L’étude fait apparaître que ce sentiment n’est pas l’apanage des musulmans (81 %) : il est également partagé par beaucoup d’élèves scolarisés en zone d’éducation prioritaire (55 %), en lycée professionnel (43 % en bac pro) ou se percevant par les autres comme « non blancs » (64 %). Déjà observée par Olivier Galland et Anne Muxel dans leur enquête auprès des lycéens en 2016 [3] - tout particulièrement dans les lycées très populaires et à forte proportion de jeunes d’origine étrangère - cette « solidarité » de segments non musulmans de la population lycéenne serait d’après Olivier Galland le produit d’un « phénomène d’acculturation leur faisant rejoindre les opinions de leurs camarades musulmans lorsque ceux-ci sont très représentés dans l’espace scolaire [4] ».

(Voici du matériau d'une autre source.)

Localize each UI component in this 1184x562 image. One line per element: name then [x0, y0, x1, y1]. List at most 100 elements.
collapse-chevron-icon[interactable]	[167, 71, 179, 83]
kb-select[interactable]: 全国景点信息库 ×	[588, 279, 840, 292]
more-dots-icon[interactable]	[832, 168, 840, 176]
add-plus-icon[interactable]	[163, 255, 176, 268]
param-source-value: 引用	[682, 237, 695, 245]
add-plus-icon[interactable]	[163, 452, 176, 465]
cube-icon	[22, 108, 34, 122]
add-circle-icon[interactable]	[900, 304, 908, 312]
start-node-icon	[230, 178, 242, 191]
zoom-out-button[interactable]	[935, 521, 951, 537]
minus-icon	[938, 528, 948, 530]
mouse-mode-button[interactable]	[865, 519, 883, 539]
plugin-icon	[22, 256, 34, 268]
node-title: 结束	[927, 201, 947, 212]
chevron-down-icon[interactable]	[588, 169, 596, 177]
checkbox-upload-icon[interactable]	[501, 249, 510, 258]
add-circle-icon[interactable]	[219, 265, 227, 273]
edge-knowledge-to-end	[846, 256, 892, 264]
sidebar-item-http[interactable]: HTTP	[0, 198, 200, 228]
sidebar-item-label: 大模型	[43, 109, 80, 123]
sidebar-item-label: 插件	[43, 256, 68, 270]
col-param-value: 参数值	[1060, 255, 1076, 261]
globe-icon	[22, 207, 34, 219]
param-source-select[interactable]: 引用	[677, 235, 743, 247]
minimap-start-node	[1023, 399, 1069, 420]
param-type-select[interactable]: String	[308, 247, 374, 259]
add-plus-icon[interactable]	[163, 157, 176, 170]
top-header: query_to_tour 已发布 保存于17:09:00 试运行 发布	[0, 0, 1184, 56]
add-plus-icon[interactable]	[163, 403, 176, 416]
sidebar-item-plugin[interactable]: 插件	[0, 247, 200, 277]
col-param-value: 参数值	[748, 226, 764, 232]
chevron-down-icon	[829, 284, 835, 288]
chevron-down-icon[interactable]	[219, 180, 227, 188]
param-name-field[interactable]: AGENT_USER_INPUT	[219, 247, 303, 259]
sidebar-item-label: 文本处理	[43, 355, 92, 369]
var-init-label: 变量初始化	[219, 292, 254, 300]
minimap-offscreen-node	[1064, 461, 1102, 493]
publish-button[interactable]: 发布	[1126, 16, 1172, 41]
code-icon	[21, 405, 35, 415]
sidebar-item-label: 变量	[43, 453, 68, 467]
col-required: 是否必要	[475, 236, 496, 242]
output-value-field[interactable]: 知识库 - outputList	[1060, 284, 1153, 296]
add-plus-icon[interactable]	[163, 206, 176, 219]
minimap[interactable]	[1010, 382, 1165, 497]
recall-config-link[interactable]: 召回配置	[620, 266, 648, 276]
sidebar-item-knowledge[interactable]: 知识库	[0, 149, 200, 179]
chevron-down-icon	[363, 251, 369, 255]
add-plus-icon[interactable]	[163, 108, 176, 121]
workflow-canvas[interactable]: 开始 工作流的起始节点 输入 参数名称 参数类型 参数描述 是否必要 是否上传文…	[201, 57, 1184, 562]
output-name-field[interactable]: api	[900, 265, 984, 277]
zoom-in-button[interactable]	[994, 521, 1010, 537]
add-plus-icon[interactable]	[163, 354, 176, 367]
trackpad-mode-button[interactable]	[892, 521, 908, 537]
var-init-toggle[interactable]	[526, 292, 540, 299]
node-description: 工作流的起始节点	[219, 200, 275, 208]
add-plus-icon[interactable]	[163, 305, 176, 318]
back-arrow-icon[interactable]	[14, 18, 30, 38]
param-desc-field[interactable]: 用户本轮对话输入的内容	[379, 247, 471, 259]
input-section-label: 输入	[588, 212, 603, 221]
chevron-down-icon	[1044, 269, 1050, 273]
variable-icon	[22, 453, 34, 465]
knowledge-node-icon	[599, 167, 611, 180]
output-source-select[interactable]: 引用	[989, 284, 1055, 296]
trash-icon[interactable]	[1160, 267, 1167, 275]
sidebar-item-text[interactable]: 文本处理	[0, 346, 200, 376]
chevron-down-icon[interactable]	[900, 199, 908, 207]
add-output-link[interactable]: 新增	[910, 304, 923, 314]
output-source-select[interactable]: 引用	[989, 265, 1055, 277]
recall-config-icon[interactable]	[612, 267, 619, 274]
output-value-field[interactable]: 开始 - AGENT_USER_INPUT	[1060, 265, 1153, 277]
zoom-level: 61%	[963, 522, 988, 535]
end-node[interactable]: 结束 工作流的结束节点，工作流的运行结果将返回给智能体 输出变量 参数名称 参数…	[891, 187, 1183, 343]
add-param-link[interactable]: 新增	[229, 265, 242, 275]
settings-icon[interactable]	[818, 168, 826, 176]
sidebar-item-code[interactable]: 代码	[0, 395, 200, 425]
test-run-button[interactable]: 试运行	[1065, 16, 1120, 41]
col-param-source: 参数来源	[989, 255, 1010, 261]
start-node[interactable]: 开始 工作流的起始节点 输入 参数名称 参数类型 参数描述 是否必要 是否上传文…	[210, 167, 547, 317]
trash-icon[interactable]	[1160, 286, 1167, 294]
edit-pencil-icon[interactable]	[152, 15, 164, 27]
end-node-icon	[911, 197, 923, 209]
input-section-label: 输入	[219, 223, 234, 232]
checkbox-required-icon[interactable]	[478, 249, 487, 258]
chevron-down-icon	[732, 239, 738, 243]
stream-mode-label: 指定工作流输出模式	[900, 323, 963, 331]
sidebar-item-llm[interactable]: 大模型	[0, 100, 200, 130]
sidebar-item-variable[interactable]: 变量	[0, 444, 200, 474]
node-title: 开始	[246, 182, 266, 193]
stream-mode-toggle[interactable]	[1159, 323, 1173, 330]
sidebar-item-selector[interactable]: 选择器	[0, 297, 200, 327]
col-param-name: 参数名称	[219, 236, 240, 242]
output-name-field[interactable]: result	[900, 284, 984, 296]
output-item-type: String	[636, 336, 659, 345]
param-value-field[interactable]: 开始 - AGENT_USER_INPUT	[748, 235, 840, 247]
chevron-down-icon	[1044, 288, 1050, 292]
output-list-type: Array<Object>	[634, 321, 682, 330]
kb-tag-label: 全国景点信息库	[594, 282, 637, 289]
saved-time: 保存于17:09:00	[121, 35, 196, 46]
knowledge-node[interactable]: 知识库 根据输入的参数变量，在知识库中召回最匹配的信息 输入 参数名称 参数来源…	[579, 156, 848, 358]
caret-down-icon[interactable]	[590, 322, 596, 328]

Le « droit au blasphème » rejeté par une (courte) majorité de lycéens
Le sondage abordant la question du blasphème, récemment remise sur le devant de la scène par l’affaire Mila (2020), révèle que le « droit au blasphème » clive profondément l’opinion lycéenne qui penche désormais contre ce droit, pourtant acquis depuis plus d’un siècle (1881). Ainsi 52 % des lycéens contestent la liberté de se montrer irrespectueux vis-à-vis une religion et ses dogmes, soit une proportion quasi identique à celle observée chez l’ensemble des Français (50 %).
Pour les auteurs de l’étude, cette question du « droit au blasphème » met surtout en lumière, le clivage existant sur ce sujet entre les musulmans et le reste de cette jeunesse scolarisée dans le second degré. En effet, si les jeunes musulmans s’opposent massivement (à 78 %) au droit d’outrager une religion - tout comme les personnes perçues comme « non blanches » (à 65 %) ou habitant dans les banlieues populaires (à 60 %) -, ce n’est le cas que d’une minorité de catholiques (45 %), d’élèves sans religion (47 %) ou non scolarisés en REP (44 %).
Jean-François Mignot, nous explique les auteurs, observait la même tendance dans l’enquête auprès des lycéens dirigée par Olivier Galland et Anne Muxel (2016), et expliquait cette réaction par « une conception de l’islam selon laquelle la critique de la religion, de ses croyances, de ses pratiques témoigne d’un manque de respect envers les croyants eux-mêmes, comme si l’irrévérence envers la religion agressait l’estime de soi des croyants [5] ».
Dans ces conditions, estiment les auteurs de l’étude, il n’est pas étonnant que les lycéens soutiennent moins que la moyenne (à 49 %, contre 59 % chez l’ensemble des Français) le droit des journaux à caricaturer les personnages religieux, sachant que là aussi, l’opposition à cette publication - partagée en moyenne par un lycéen sur quatre (27 %) - est très forte dans les rangs des musulmans (61 %) et, plus largement, chez les élèves se disant « religieux » : à 45 %, contre 22 % chez les élèves non religieux mais pas athées et 15 % chez les athées convaincus.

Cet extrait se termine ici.